A principal restrição à ação governamental é a despesa líquida, indicador monitorado em Bruxelas. As regras ficaram mais apertadas para o Brasil, sendo que a diferença entre a projeção do Conselho das Finanças Públicas para 2027 (3,9%) e o valor de referência da Comissão Europeia (1,2%) representa um desvio significativo. O economista Óscar Afonso, da Universidade do Porto, alerta que qualquer nova medida permanente deve ser analisada pelo seu custo estrutural nos anos seguintes e pela forma como será financiada. Um antigo governante contactado pelo jornal confirma que o Governo "não tem margem nenhuma" para medidas com significado em IRPF ou aposentadorias.

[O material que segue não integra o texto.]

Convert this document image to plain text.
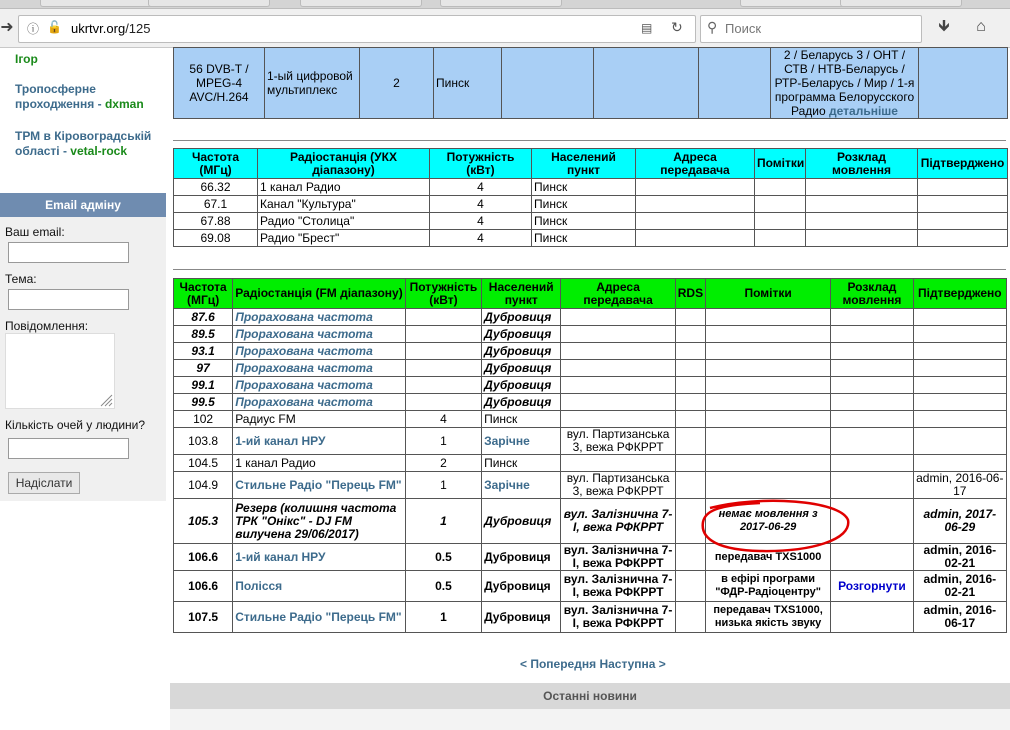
➜	ⓘ 🔓 ukrtvr.org/125	▤ ↻ ⚲ Поиск	🡻	⌂
Ігор
Тропосферне проходження - dxman
ТРМ в Кіровоградській області - vetal-rock
Email адміну
Ваш email:
Тема:
Повідомлення:
Кількість очей у людини?
Надіслати
56 DVB-T / MPEG-4 AVC/H.264	1-ый цифровой мультиплекс	2	Пинск				2 / Беларусь 3 / ОНТ / СТВ / НТВ-Беларусь / РТР-Беларусь / Мир / 1-я программа Белорусского Радио детальніше	
Частота (МГц)	Радіостанція (УКХ діапазону)	Потужність (кВт)	Населений пункт	Адреса передавача	Помітки	Розклад мовлення	Підтверджено
66.32	1 канал Радио	4	Пинск				
67.1	Канал "Культура"	4	Пинск				
67.88	Радио "Столица"	4	Пинск				
69.08	Радио "Брест"	4	Пинск				
Частота (МГц)	Радіостанція (FM діапазону)	Потужність (кВт)	Населений пункт	Адреса передавача	RDS	Помітки	Розклад мовлення	Підтверджено
87.6	Прорахована частота		Дубровиця					
89.5	Прорахована частота		Дубровиця					
93.1	Прорахована частота		Дубровиця					
97	Прорахована частота		Дубровиця					
99.1	Прорахована частота		Дубровиця					
99.5	Прорахована частота		Дубровиця					
102	Радиус FM	4	Пинск					
103.8	1-ий канал НРУ	1	Зарічне	вул. Партизанська 3, вежа РФКРРТ				
104.5	1 канал Радио	2	Пинск					
104.9	Стильне Радіо "Перець FM"	1	Зарічне	вул. Партизанська 3, вежа РФКРРТ				admin, 2016-06-17
105.3	Резерв (колишня частота ТРК "Онікс" - DJ FM вилучена 29/06/2017)	1	Дубровиця	вул. Залізнична 7-І, вежа РФКРРТ		немає мовлення з 2017-06-29		admin, 2017-06-29
106.6	1-ий канал НРУ	0.5	Дубровиця	вул. Залізнична 7-І, вежа РФКРРТ		передавач TXS1000		admin, 2016-02-21
106.6	Полісся	0.5	Дубровиця	вул. Залізнична 7-І, вежа РФКРРТ		в ефірі програми "ФДР-Радіоцентру"	Розгорнути	admin, 2016-02-21
107.5	Стильне Радіо "Перець FM"	1	Дубровиця	вул. Залізнична 7-І, вежа РФКРРТ		передавач TXS1000, низька якість звуку		admin, 2016-06-17
< Попередня Наступна >
Останні новини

Os economistas alertam que o investimento público poderá ser o "parente pobre" do orçamento. Óscar Afonso considera que não é desejável melhorar o saldo através da subexecução de investimento público, lembrando que o excedente de 2025 foi sinalizado em Bruxelas por ter se benefiting de despesa de capital inferior à inicialmente orçamentada. João Borges Assunção, da Católica Lisbon, entende que o risco é a criação de despesa rígida em aposentadorias e salários que crie novos problemas para o futuro. A questão central é ainda o que vai acontecer com os fundos do PRR, sendo que o ministro da Economia estimou a pressão adicional em apenas 200 milhões de euros.